Looking back on my college running career, I can pinpoint many tangible advantages of playing sports at the collegiate level. It helped pay for my education. I traveled to new places and ran myself into the best shape of my life.
However as I look back on my experience, it was the intangible advantages that collegiate athletics gave me that really enhanced my life. I developed a hard work ethic, built mental toughness, but, most importantly, formed lifelong relationships with mentors and friends.
While some locker rooms, weight rooms and track complexes are nicer and flashier than others, at the Division I level, most universities have roughly the same facilities. The main difference between any two programs in the NCAA that can make or break your college athletic experience is in the relationships with your coaches and teammates. It’s these relationships that will help you reach your full potential.
The Coach-Athlete Relationship
While only three hours of your day is spent with your coach, your relationship with him or her is crucial to the long-term success. From the first recruiting phone call to the final competition of your career, the relationship you build with your coach will be the foundation of your collegiate athletic career and beyond.

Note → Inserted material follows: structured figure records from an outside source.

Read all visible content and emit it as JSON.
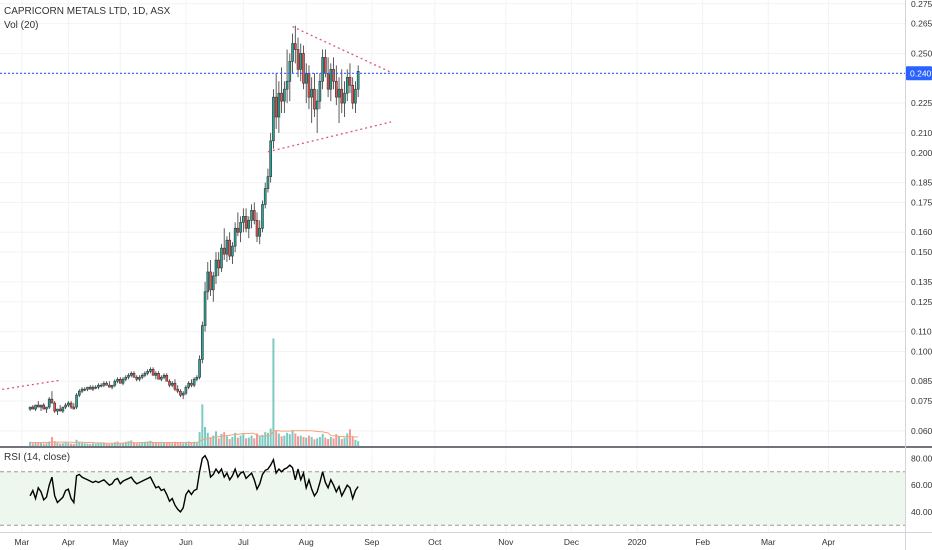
{
  "header": {
    "symbol_line": "CAPRICORN METALS LTD, 1D, ASX",
    "volume_label": "Vol (20)"
  },
  "rsi_panel": {
    "label": "RSI (14, close)",
    "ticks": [
      "80.00",
      "60.00",
      "40.00"
    ],
    "tick_values": [
      80,
      60,
      40
    ],
    "overbought": 70,
    "oversold": 30,
    "ylim": [
      25,
      87
    ]
  },
  "colors": {
    "up": "#26a69a",
    "up_fill": "#ffffff",
    "down": "#ef5350",
    "candle_border": "#333333",
    "trendline": "#e0567c",
    "price_line": "#2962ff",
    "volume_ma": "#f4a27c",
    "rsi_line": "#000000",
    "rsi_band": "#eef7ee"
  },
  "chart_data": {
    "type": "candlestick",
    "price_axis": {
      "ticks": [
        "0.275",
        "0.265",
        "0.250",
        "0.240",
        "0.225",
        "0.210",
        "0.200",
        "0.185",
        "0.175",
        "0.160",
        "0.150",
        "0.135",
        "0.125",
        "0.110",
        "0.100",
        "0.085",
        "0.075",
        "0.060"
      ],
      "tick_values": [
        0.275,
        0.265,
        0.25,
        0.24,
        0.225,
        0.21,
        0.2,
        0.185,
        0.175,
        0.16,
        0.15,
        0.135,
        0.125,
        0.11,
        0.1,
        0.085,
        0.075,
        0.06
      ],
      "ylim": [
        0.0519,
        0.2769
      ],
      "current_price": 0.24,
      "current_price_label": "0.240"
    },
    "time_axis": {
      "labels": [
        "Mar",
        "Apr",
        "May",
        "Jun",
        "Jul",
        "Aug",
        "Sep",
        "Oct",
        "Nov",
        "Dec",
        "2020",
        "Feb",
        "Mar",
        "Apr"
      ],
      "label_index": [
        -3,
        14,
        33,
        57,
        78,
        101,
        125,
        148,
        174,
        198,
        222,
        246,
        270,
        292
      ],
      "index_range": [
        -11,
        320
      ]
    },
    "candles": [
      [
        0.071,
        0.072,
        0.07,
        0.072
      ],
      [
        0.072,
        0.073,
        0.071,
        0.071
      ],
      [
        0.071,
        0.073,
        0.07,
        0.073
      ],
      [
        0.073,
        0.075,
        0.072,
        0.072
      ],
      [
        0.072,
        0.073,
        0.07,
        0.073
      ],
      [
        0.073,
        0.074,
        0.071,
        0.071
      ],
      [
        0.071,
        0.072,
        0.069,
        0.072
      ],
      [
        0.072,
        0.077,
        0.071,
        0.076
      ],
      [
        0.076,
        0.08,
        0.075,
        0.074
      ],
      [
        0.074,
        0.075,
        0.069,
        0.07
      ],
      [
        0.07,
        0.071,
        0.068,
        0.071
      ],
      [
        0.071,
        0.073,
        0.07,
        0.07
      ],
      [
        0.07,
        0.072,
        0.069,
        0.072
      ],
      [
        0.072,
        0.074,
        0.071,
        0.073
      ],
      [
        0.073,
        0.075,
        0.072,
        0.074
      ],
      [
        0.074,
        0.075,
        0.071,
        0.072
      ],
      [
        0.072,
        0.074,
        0.071,
        0.071
      ],
      [
        0.072,
        0.079,
        0.071,
        0.078
      ],
      [
        0.078,
        0.081,
        0.077,
        0.08
      ],
      [
        0.08,
        0.082,
        0.079,
        0.081
      ],
      [
        0.081,
        0.082,
        0.08,
        0.081
      ],
      [
        0.081,
        0.082,
        0.08,
        0.082
      ],
      [
        0.082,
        0.083,
        0.081,
        0.081
      ],
      [
        0.081,
        0.083,
        0.08,
        0.082
      ],
      [
        0.082,
        0.083,
        0.081,
        0.082
      ],
      [
        0.082,
        0.084,
        0.081,
        0.083
      ],
      [
        0.083,
        0.084,
        0.082,
        0.083
      ],
      [
        0.083,
        0.085,
        0.082,
        0.084
      ],
      [
        0.084,
        0.085,
        0.083,
        0.083
      ],
      [
        0.083,
        0.085,
        0.082,
        0.082
      ],
      [
        0.082,
        0.083,
        0.081,
        0.083
      ],
      [
        0.083,
        0.086,
        0.082,
        0.085
      ],
      [
        0.085,
        0.087,
        0.084,
        0.086
      ],
      [
        0.086,
        0.087,
        0.084,
        0.084
      ],
      [
        0.084,
        0.087,
        0.083,
        0.086
      ],
      [
        0.086,
        0.088,
        0.085,
        0.087
      ],
      [
        0.087,
        0.089,
        0.086,
        0.088
      ],
      [
        0.088,
        0.09,
        0.087,
        0.089
      ],
      [
        0.089,
        0.09,
        0.087,
        0.087
      ],
      [
        0.087,
        0.088,
        0.085,
        0.086
      ],
      [
        0.086,
        0.088,
        0.085,
        0.087
      ],
      [
        0.087,
        0.089,
        0.086,
        0.088
      ],
      [
        0.088,
        0.09,
        0.087,
        0.089
      ],
      [
        0.089,
        0.091,
        0.088,
        0.09
      ],
      [
        0.09,
        0.092,
        0.089,
        0.091
      ],
      [
        0.091,
        0.092,
        0.089,
        0.088
      ],
      [
        0.088,
        0.09,
        0.086,
        0.089
      ],
      [
        0.089,
        0.09,
        0.086,
        0.086
      ],
      [
        0.086,
        0.088,
        0.085,
        0.087
      ],
      [
        0.087,
        0.089,
        0.086,
        0.088
      ],
      [
        0.088,
        0.089,
        0.085,
        0.085
      ],
      [
        0.085,
        0.086,
        0.082,
        0.083
      ],
      [
        0.083,
        0.085,
        0.082,
        0.084
      ],
      [
        0.084,
        0.086,
        0.08,
        0.081
      ],
      [
        0.081,
        0.083,
        0.079,
        0.08
      ],
      [
        0.08,
        0.081,
        0.077,
        0.078
      ],
      [
        0.078,
        0.08,
        0.076,
        0.079
      ],
      [
        0.079,
        0.083,
        0.078,
        0.082
      ],
      [
        0.082,
        0.085,
        0.081,
        0.084
      ],
      [
        0.084,
        0.086,
        0.082,
        0.083
      ],
      [
        0.083,
        0.087,
        0.082,
        0.086
      ],
      [
        0.086,
        0.088,
        0.085,
        0.087
      ],
      [
        0.087,
        0.098,
        0.086,
        0.096
      ],
      [
        0.096,
        0.115,
        0.094,
        0.113
      ],
      [
        0.113,
        0.135,
        0.11,
        0.13
      ],
      [
        0.13,
        0.145,
        0.126,
        0.14
      ],
      [
        0.14,
        0.146,
        0.128,
        0.131
      ],
      [
        0.131,
        0.14,
        0.125,
        0.138
      ],
      [
        0.138,
        0.15,
        0.134,
        0.146
      ],
      [
        0.146,
        0.15,
        0.138,
        0.142
      ],
      [
        0.142,
        0.154,
        0.14,
        0.152
      ],
      [
        0.152,
        0.162,
        0.146,
        0.149
      ],
      [
        0.149,
        0.158,
        0.145,
        0.156
      ],
      [
        0.156,
        0.16,
        0.146,
        0.148
      ],
      [
        0.148,
        0.155,
        0.144,
        0.153
      ],
      [
        0.153,
        0.165,
        0.15,
        0.162
      ],
      [
        0.162,
        0.17,
        0.158,
        0.16
      ],
      [
        0.16,
        0.168,
        0.155,
        0.165
      ],
      [
        0.165,
        0.172,
        0.16,
        0.168
      ],
      [
        0.168,
        0.172,
        0.16,
        0.162
      ],
      [
        0.162,
        0.168,
        0.157,
        0.166
      ],
      [
        0.166,
        0.174,
        0.162,
        0.171
      ],
      [
        0.171,
        0.175,
        0.164,
        0.166
      ],
      [
        0.166,
        0.17,
        0.155,
        0.158
      ],
      [
        0.158,
        0.166,
        0.154,
        0.162
      ],
      [
        0.162,
        0.176,
        0.16,
        0.174
      ],
      [
        0.174,
        0.185,
        0.172,
        0.182
      ],
      [
        0.182,
        0.192,
        0.18,
        0.188
      ],
      [
        0.188,
        0.21,
        0.185,
        0.206
      ],
      [
        0.206,
        0.232,
        0.202,
        0.228
      ],
      [
        0.228,
        0.24,
        0.212,
        0.218
      ],
      [
        0.218,
        0.236,
        0.21,
        0.23
      ],
      [
        0.23,
        0.243,
        0.22,
        0.226
      ],
      [
        0.226,
        0.236,
        0.22,
        0.232
      ],
      [
        0.232,
        0.252,
        0.225,
        0.236
      ],
      [
        0.236,
        0.25,
        0.226,
        0.246
      ],
      [
        0.246,
        0.26,
        0.24,
        0.255
      ],
      [
        0.255,
        0.264,
        0.245,
        0.252
      ],
      [
        0.252,
        0.258,
        0.238,
        0.242
      ],
      [
        0.242,
        0.255,
        0.236,
        0.25
      ],
      [
        0.25,
        0.254,
        0.232,
        0.235
      ],
      [
        0.235,
        0.245,
        0.225,
        0.24
      ],
      [
        0.24,
        0.244,
        0.222,
        0.228
      ],
      [
        0.228,
        0.238,
        0.215,
        0.232
      ],
      [
        0.232,
        0.24,
        0.218,
        0.222
      ],
      [
        0.222,
        0.232,
        0.21,
        0.226
      ],
      [
        0.226,
        0.24,
        0.222,
        0.236
      ],
      [
        0.236,
        0.252,
        0.232,
        0.248
      ],
      [
        0.248,
        0.252,
        0.238,
        0.24
      ],
      [
        0.24,
        0.248,
        0.228,
        0.232
      ],
      [
        0.232,
        0.245,
        0.226,
        0.242
      ],
      [
        0.242,
        0.248,
        0.232,
        0.236
      ],
      [
        0.236,
        0.244,
        0.224,
        0.228
      ],
      [
        0.228,
        0.238,
        0.215,
        0.232
      ],
      [
        0.232,
        0.242,
        0.22,
        0.225
      ],
      [
        0.225,
        0.236,
        0.218,
        0.23
      ],
      [
        0.23,
        0.242,
        0.226,
        0.238
      ],
      [
        0.238,
        0.245,
        0.23,
        0.234
      ],
      [
        0.234,
        0.238,
        0.222,
        0.225
      ],
      [
        0.225,
        0.236,
        0.22,
        0.232
      ],
      [
        0.232,
        0.244,
        0.228,
        0.241
      ]
    ],
    "volume": [
      1.2,
      0.8,
      0.9,
      1.1,
      0.9,
      0.7,
      0.8,
      1.3,
      2.6,
      1.4,
      0.9,
      0.7,
      0.8,
      1.1,
      0.9,
      0.7,
      0.6,
      1.8,
      1.2,
      0.9,
      0.8,
      0.7,
      0.6,
      0.8,
      0.7,
      0.9,
      0.8,
      1.0,
      0.7,
      0.6,
      0.7,
      1.1,
      1.3,
      0.9,
      1.0,
      1.2,
      1.4,
      1.6,
      1.1,
      0.9,
      0.8,
      1.0,
      1.2,
      1.3,
      1.5,
      1.2,
      0.9,
      1.0,
      0.8,
      0.9,
      1.0,
      1.1,
      0.8,
      1.2,
      1.0,
      0.9,
      0.8,
      1.1,
      1.3,
      1.0,
      1.2,
      1.0,
      4.0,
      12.0,
      5.5,
      3.8,
      2.5,
      3.0,
      4.2,
      2.2,
      3.5,
      4.0,
      2.8,
      2.0,
      2.6,
      3.8,
      2.4,
      3.0,
      3.4,
      2.2,
      2.4,
      3.0,
      2.2,
      3.6,
      2.8,
      3.2,
      4.0,
      3.8,
      5.0,
      31.0,
      4.5,
      3.6,
      2.8,
      3.0,
      3.8,
      3.4,
      4.6,
      3.6,
      2.8,
      3.0,
      2.6,
      2.4,
      3.0,
      2.6,
      1.9,
      2.2,
      2.6,
      3.5,
      2.4,
      2.0,
      2.6,
      2.2,
      3.4,
      2.8,
      2.0,
      2.4,
      3.6,
      4.8,
      2.8,
      1.8,
      1.4
    ],
    "volume_ma": [
      1.0,
      1.0,
      1.0,
      1.0,
      1.0,
      1.0,
      1.0,
      1.0,
      1.1,
      1.1,
      1.1,
      1.1,
      1.1,
      1.1,
      1.1,
      1.1,
      1.0,
      1.1,
      1.1,
      1.1,
      1.0,
      1.0,
      1.0,
      1.0,
      0.9,
      0.9,
      0.9,
      0.9,
      0.8,
      0.8,
      0.8,
      0.8,
      0.8,
      0.8,
      0.8,
      0.9,
      0.9,
      0.9,
      0.9,
      0.9,
      1.0,
      1.0,
      1.0,
      1.0,
      1.0,
      1.0,
      1.0,
      1.0,
      1.0,
      1.0,
      1.0,
      1.0,
      1.0,
      1.0,
      1.0,
      1.0,
      1.0,
      1.0,
      1.0,
      1.0,
      1.0,
      1.0,
      1.3,
      1.8,
      2.0,
      2.2,
      2.3,
      2.4,
      2.6,
      2.7,
      2.8,
      2.9,
      3.0,
      3.1,
      3.2,
      3.3,
      3.4,
      3.5,
      3.6,
      3.6,
      3.6,
      3.7,
      3.6,
      3.0,
      2.9,
      2.8,
      2.9,
      2.9,
      3.0,
      4.4,
      4.4,
      4.4,
      4.3,
      4.3,
      4.3,
      4.3,
      4.4,
      4.4,
      4.4,
      4.4,
      4.4,
      4.4,
      4.4,
      4.4,
      4.3,
      4.2,
      4.1,
      4.1,
      3.9,
      3.8,
      3.0,
      2.9,
      2.9,
      2.8,
      2.7,
      2.7,
      2.7,
      2.7,
      2.7,
      2.6,
      2.6
    ],
    "volume_ylim": [
      0,
      34
    ],
    "rsi": [
      52,
      56,
      50,
      58,
      55,
      49,
      51,
      60,
      66,
      52,
      47,
      49,
      51,
      56,
      57,
      50,
      47,
      67,
      68,
      66,
      65,
      64,
      63,
      62,
      63,
      62,
      63,
      64,
      62,
      60,
      61,
      64,
      65,
      61,
      63,
      64,
      65,
      66,
      63,
      61,
      62,
      63,
      64,
      65,
      66,
      62,
      58,
      59,
      56,
      57,
      53,
      48,
      50,
      45,
      42,
      40,
      43,
      53,
      56,
      53,
      56,
      57,
      70,
      80,
      82,
      78,
      66,
      68,
      72,
      69,
      72,
      66,
      69,
      64,
      67,
      72,
      66,
      69,
      70,
      65,
      67,
      69,
      64,
      57,
      61,
      68,
      71,
      72,
      75,
      79,
      69,
      72,
      70,
      72,
      73,
      75,
      73,
      64,
      72,
      64,
      69,
      58,
      64,
      57,
      52,
      55,
      62,
      70,
      62,
      58,
      64,
      60,
      55,
      59,
      52,
      56,
      60,
      58,
      50,
      56,
      59
    ],
    "trendlines": [
      {
        "x1": -12,
        "y1": 0.0805,
        "x2": 11,
        "y2": 0.0855,
        "dash": "2,3"
      },
      {
        "x1": 96,
        "y1": 0.2635,
        "x2": 132,
        "y2": 0.2405,
        "dash": "2,3"
      },
      {
        "x1": 87,
        "y1": 0.2005,
        "x2": 132,
        "y2": 0.2155,
        "dash": "2,3"
      }
    ]
  }
}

The coach-athlete relationship should never be a dictatorship, where a coach makes the rules and you obey. Instead it should be a partnership. A coach is going to have many teams and seasons but an athlete is going to only have one collegiate career. Open communication, trust, and similar values are a few of the things that help to build a strong coach-athlete partnership.
You must believe your coach truly has your best interest in mind not only athletically but also academically. To be honest, there are coaches in the NCAA who only care about how fast you can run and don’t care how you develop as a student or person. They are content as long as you are eligible and able to race.
You also have to trust that your coach will tell you the truth — even when the truth hurts. Sugar coating tough situations doesn’t make you a better athlete; you need to trust that your coach initiates tough conversations with you because she believes in you.
The other 21 hours of your day are spent with teammates, so it’s important to mesh with them and have similar goals. Coaches work very hard to build a specific team culture and each one will be slightly different. You won’t be best friends with each woman on the team — that’s not expected — but you have to be able to trust and respect one another.
Do the goals of your potential teammates align with your personal goals? These women will let you cry on their shoulders, push you every day at practice, and die for you on the course or track. There is a point in every race when you must make a decision to either fight through the pain or give up, and that decision is a lot easier to make when you have a team behind you, and you know that you owe it to them to give it your all.
My favorite and most memorable college experiences happened with teammates that became my best friends. It was the post-long run cereal parties, killer long runs up virtual mountains that made us all want to cry, and the joy of watching each other succeed because we knew the challenges and heartbreaks each one of us experienced.
If you know someone who is looking for a great college running program, the best thing she can do is look for a team she feels at home with, coaches who share the same values, and an academic program that matches her interests. Once she finds those things, she is on her way to a great career as a collegiate athlete!
Did you run in college? Are you looking to run at the collegiate level? How do you prioritize what’s most important to you about a program?